The Right has its own version of this, with many different groups working on different aspects of individual interests. The 2nd Amendment movement, for example is a demonstration of how this can work for the Right—we’ve gone from a country where the 2nd Amendment wasn’t considered an individual right and gun control including banning civilian ownership of handguns was popular, to a country where most states are Constitutional Carry and the Supreme Court has repeatedly affirmed the 2nd Amendment as securing an individual right as worthy as the rest of the individual protections of the Bill of Rights and the Constitution.
Not only would unifying myriad interests with myriad groups for each not be “fighting” like the Left does (as we are often told the Right must do, and do so without “rules”), but it would run counter to how successfully the Right has done it in the past, despite rumors to the contrary.
The danger for the Right is twofold: Those who use the gravitational pull of Trump within the GOP to keep themselves locked in his orbit and their interests/profits magnified by gravitic lensing, and the inevitable question of the aftermath.
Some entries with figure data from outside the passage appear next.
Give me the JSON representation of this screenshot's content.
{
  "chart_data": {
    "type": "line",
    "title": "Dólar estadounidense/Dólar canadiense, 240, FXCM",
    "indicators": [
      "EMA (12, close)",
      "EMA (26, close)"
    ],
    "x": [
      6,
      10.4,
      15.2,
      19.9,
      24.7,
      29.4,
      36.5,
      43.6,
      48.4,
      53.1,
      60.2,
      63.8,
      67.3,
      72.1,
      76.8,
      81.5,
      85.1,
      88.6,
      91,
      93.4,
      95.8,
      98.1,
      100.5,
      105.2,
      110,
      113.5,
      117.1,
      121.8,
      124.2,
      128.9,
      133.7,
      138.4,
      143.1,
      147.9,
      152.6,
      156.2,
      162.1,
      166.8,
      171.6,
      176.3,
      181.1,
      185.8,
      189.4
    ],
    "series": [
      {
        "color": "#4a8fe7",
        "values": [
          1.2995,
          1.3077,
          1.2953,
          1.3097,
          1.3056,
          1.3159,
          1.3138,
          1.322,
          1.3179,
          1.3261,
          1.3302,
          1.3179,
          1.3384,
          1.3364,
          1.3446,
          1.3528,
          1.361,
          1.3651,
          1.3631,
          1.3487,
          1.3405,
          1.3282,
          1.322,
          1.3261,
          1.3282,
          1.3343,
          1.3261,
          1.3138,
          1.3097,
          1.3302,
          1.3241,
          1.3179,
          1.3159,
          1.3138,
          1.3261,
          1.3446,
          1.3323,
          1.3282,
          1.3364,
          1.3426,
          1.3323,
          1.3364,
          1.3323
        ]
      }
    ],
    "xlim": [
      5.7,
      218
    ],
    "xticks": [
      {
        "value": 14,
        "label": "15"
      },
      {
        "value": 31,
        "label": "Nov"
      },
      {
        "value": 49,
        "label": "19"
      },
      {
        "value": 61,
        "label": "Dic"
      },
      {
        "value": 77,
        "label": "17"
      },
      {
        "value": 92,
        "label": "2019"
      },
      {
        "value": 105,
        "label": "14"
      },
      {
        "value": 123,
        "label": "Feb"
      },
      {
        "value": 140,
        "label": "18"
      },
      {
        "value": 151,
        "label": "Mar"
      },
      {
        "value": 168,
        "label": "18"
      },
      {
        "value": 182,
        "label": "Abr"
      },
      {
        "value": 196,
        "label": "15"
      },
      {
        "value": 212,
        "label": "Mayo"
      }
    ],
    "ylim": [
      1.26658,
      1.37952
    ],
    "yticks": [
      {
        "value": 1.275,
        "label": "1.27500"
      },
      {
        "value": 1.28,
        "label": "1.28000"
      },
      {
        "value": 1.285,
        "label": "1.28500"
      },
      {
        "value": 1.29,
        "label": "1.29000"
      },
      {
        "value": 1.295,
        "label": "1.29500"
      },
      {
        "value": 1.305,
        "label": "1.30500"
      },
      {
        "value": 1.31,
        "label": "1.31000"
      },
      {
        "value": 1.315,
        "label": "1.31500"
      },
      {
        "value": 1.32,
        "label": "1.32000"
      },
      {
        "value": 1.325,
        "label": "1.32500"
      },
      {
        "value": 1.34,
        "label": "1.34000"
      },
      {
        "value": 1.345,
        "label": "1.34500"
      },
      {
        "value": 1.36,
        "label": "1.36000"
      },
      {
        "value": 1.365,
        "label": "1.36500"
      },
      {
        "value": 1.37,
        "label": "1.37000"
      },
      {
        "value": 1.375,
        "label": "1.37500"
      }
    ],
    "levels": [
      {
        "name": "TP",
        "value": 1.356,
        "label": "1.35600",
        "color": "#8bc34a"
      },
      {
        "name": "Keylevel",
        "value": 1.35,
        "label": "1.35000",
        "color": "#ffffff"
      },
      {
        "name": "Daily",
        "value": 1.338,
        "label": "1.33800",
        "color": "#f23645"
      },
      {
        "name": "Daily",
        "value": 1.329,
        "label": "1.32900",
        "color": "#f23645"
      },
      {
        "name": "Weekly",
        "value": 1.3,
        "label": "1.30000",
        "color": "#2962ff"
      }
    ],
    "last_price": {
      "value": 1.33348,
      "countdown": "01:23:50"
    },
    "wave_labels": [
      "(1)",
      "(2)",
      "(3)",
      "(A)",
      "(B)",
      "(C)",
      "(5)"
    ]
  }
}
The first of these concerns is more varied than some singular trepidation of the political fabric that makes up the right, with the main elements so involved being the true-believers, the grifters, and the slow-marchers through the conservative institutions.
One of the main differences between the Left and the Right is that the well off on the Left make money to donate to and further Leftist causes, while those on the Right further Rightward causes with the expectation of making money. This results in the empowerment of grifters who use Trump as a shield. The GOP’s grifter problem is nothing new and predates Donald Trump. This group came to prominence by coopting the “Tea Party” label for themselves. The Tea Party was an epiphone and clarion call that naturally arose in response to Obama’s first years as President. But plenty of people formed political action committees and other assorted groups under the Tea Party banner and used it as a shield from criticism, much as the use Trump now. Some might imbibe the snake oil they sell, but sell it they do.
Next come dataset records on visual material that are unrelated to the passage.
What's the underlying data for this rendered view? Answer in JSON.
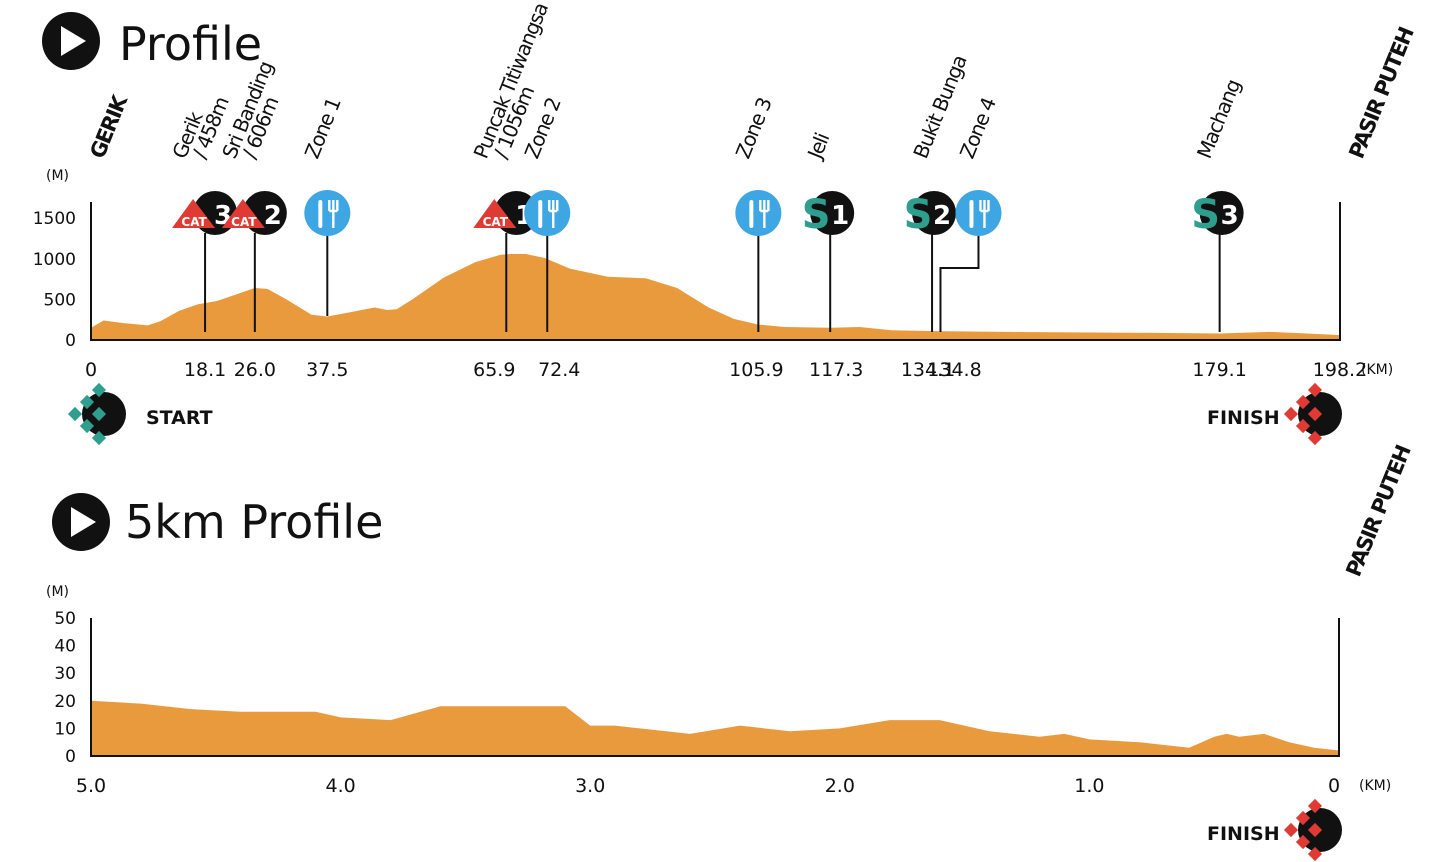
{
  "colors": {
    "fill": "#E99A3C",
    "climb": "#E03A34",
    "feed": "#3EA6E2",
    "sprint": "#2E9E8E",
    "dark": "#111111"
  },
  "profile": {
    "title": "Profile",
    "unit_y": "(M)",
    "unit_x": "(KM)",
    "start_label": "START",
    "finish_label": "FINISH",
    "start_place": "GERIK",
    "finish_place": "PASIR PUTEH",
    "x_ticks": [
      {
        "label": "0",
        "km": 0
      },
      {
        "label": "18.1",
        "km": 18.1
      },
      {
        "label": "26.0",
        "km": 26.0
      },
      {
        "label": "37.5",
        "km": 37.5
      },
      {
        "label": "65.9",
        "km": 65.9
      },
      {
        "label": "72.4",
        "km": 72.4
      },
      {
        "label": "105.9",
        "km": 105.9
      },
      {
        "label": "117.3",
        "km": 117.3
      },
      {
        "label": "134.1",
        "km": 134.1
      },
      {
        "label": "134.8",
        "km": 134.8
      },
      {
        "label": "179.1",
        "km": 179.1
      },
      {
        "label": "198.2",
        "km": 198.2
      }
    ],
    "locations": [
      {
        "km": 18.1,
        "lines": [
          "Gerik",
          "/ 458m"
        ]
      },
      {
        "km": 26.0,
        "lines": [
          "Sri Banding",
          "/ 606m"
        ]
      },
      {
        "km": 37.5,
        "lines": [
          "Zone 1"
        ]
      },
      {
        "km": 65.9,
        "lines": [
          "Puncak Titiwangsa",
          "/ 1056m"
        ]
      },
      {
        "km": 72.4,
        "lines": [
          "Zone 2"
        ]
      },
      {
        "km": 105.9,
        "lines": [
          "Zone 3"
        ]
      },
      {
        "km": 117.3,
        "lines": [
          "Jeli"
        ]
      },
      {
        "km": 134.1,
        "lines": [
          "Bukit Bunga"
        ]
      },
      {
        "km": 134.8,
        "lines": [
          "Zone 4"
        ]
      },
      {
        "km": 179.1,
        "lines": [
          "Machang"
        ]
      }
    ],
    "markers": [
      {
        "km": 18.1,
        "type": "climb",
        "tag": "CAT",
        "num": "3"
      },
      {
        "km": 26.0,
        "type": "climb",
        "tag": "CAT",
        "num": "2"
      },
      {
        "km": 37.5,
        "type": "feed"
      },
      {
        "km": 65.9,
        "type": "climb",
        "tag": "CAT",
        "num": "1"
      },
      {
        "km": 72.4,
        "type": "feed"
      },
      {
        "km": 105.9,
        "type": "feed"
      },
      {
        "km": 117.3,
        "type": "sprint",
        "tag": "S",
        "num": "1"
      },
      {
        "km": 134.1,
        "type": "sprint",
        "tag": "S",
        "num": "2"
      },
      {
        "km": 134.8,
        "type": "feed"
      },
      {
        "km": 179.1,
        "type": "sprint",
        "tag": "S",
        "num": "3"
      }
    ]
  },
  "profile5": {
    "title": "5km Profile",
    "unit_y": "(M)",
    "unit_x": "(KM)",
    "finish_label": "FINISH",
    "finish_place": "PASIR PUTEH",
    "x_ticks": [
      {
        "label": "5.0",
        "km": 5.0
      },
      {
        "label": "4.0",
        "km": 4.0
      },
      {
        "label": "3.0",
        "km": 3.0
      },
      {
        "label": "2.0",
        "km": 2.0
      },
      {
        "label": "1.0",
        "km": 1.0
      },
      {
        "label": "0",
        "km": 0
      }
    ]
  },
  "chart_data": [
    {
      "type": "area",
      "title": "Profile",
      "xlabel": "(KM)",
      "ylabel": "(M)",
      "xlim": [
        0,
        198.2
      ],
      "ylim": [
        0,
        1700
      ],
      "y_ticks": [
        0,
        500,
        1000,
        1500
      ],
      "x": [
        0,
        2,
        5,
        9,
        11,
        14,
        17,
        20,
        23,
        26,
        28,
        31,
        35,
        37.5,
        41,
        45,
        47,
        48.5,
        51,
        56,
        61,
        65,
        66.5,
        69,
        72,
        76,
        82,
        88,
        93,
        98,
        102,
        105.9,
        110,
        117.3,
        122,
        127,
        134,
        145,
        165,
        179.1,
        187,
        193,
        198.2
      ],
      "y": [
        150,
        240,
        210,
        180,
        230,
        360,
        440,
        480,
        560,
        640,
        630,
        500,
        310,
        290,
        340,
        400,
        370,
        380,
        500,
        770,
        960,
        1050,
        1060,
        1060,
        1010,
        880,
        780,
        760,
        640,
        400,
        260,
        190,
        160,
        150,
        160,
        120,
        110,
        100,
        90,
        80,
        100,
        80,
        60
      ]
    },
    {
      "type": "area",
      "title": "5km Profile",
      "xlabel": "(KM)",
      "ylabel": "(M)",
      "xlim": [
        5.0,
        0
      ],
      "ylim": [
        0,
        50
      ],
      "y_ticks": [
        0,
        10,
        20,
        30,
        40,
        50
      ],
      "x": [
        5.0,
        4.8,
        4.6,
        4.4,
        4.2,
        4.1,
        4.0,
        3.8,
        3.6,
        3.4,
        3.2,
        3.1,
        3.0,
        2.9,
        2.8,
        2.6,
        2.4,
        2.2,
        2.0,
        1.8,
        1.6,
        1.4,
        1.2,
        1.1,
        1.0,
        0.8,
        0.7,
        0.6,
        0.5,
        0.45,
        0.4,
        0.3,
        0.2,
        0.1,
        0
      ],
      "y": [
        20,
        19,
        17,
        16,
        16,
        16,
        14,
        13,
        18,
        18,
        18,
        18,
        11,
        11,
        10,
        8,
        11,
        9,
        10,
        13,
        13,
        9,
        7,
        8,
        6,
        5,
        4,
        3,
        7,
        8,
        7,
        8,
        5,
        3,
        2
      ]
    }
  ]
}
The second danger is the inevitable question of what happens when the head is gone. Even given a long and healthy life, Trump will not live forever. The attempts by many Republican candidates to replicate his success have failed miserably in state after state. Indeed, dissevered from Leviathan’s body, the general electoral rejects the entreaties of “MAGA” and Trump-style candidates like the ingrown toenail clipping of Donald Trump that they are. The grifters, of course, will find themselves another grift and continue raising money and gaining influence one way or another. But happens with the true believers and the slow-marchers? Those who took over many conservative institutions (thus proving that Robert Conquest was an optimist) will certainly have enough time to entrench themselves, though what can be taken can be taken away, especially without the true believers to support them.
It is these true believers in Trump, and exclusively Trump that become the big question of “what then” in a post-Trump GOP and post-Trump Conservative Movement. In many state and local parties, the central committees have devolved into Trump fan clubs with those in power solely based on the true believers showing up and keeping out anyone who isn’t sufficiently obedient to those who claim to speak for and on behalf of Trump. Some will continue on in one fashion or another, but what will the rest do without the locus of their politics there to give hope and promise of change?
The GOP and the Conservative Movement more broadly may end up spending quite a while in the political wilderness once Trump is gone and a twitching body is all that is left.
Let not the temptation for short term potential victory via a concerted guided blow against the raged-upon machine result in an all-or-nothing gamble where the proffered option of “nothing” would result in the hope of a twilight from a night that wanes and wanes but brings not day.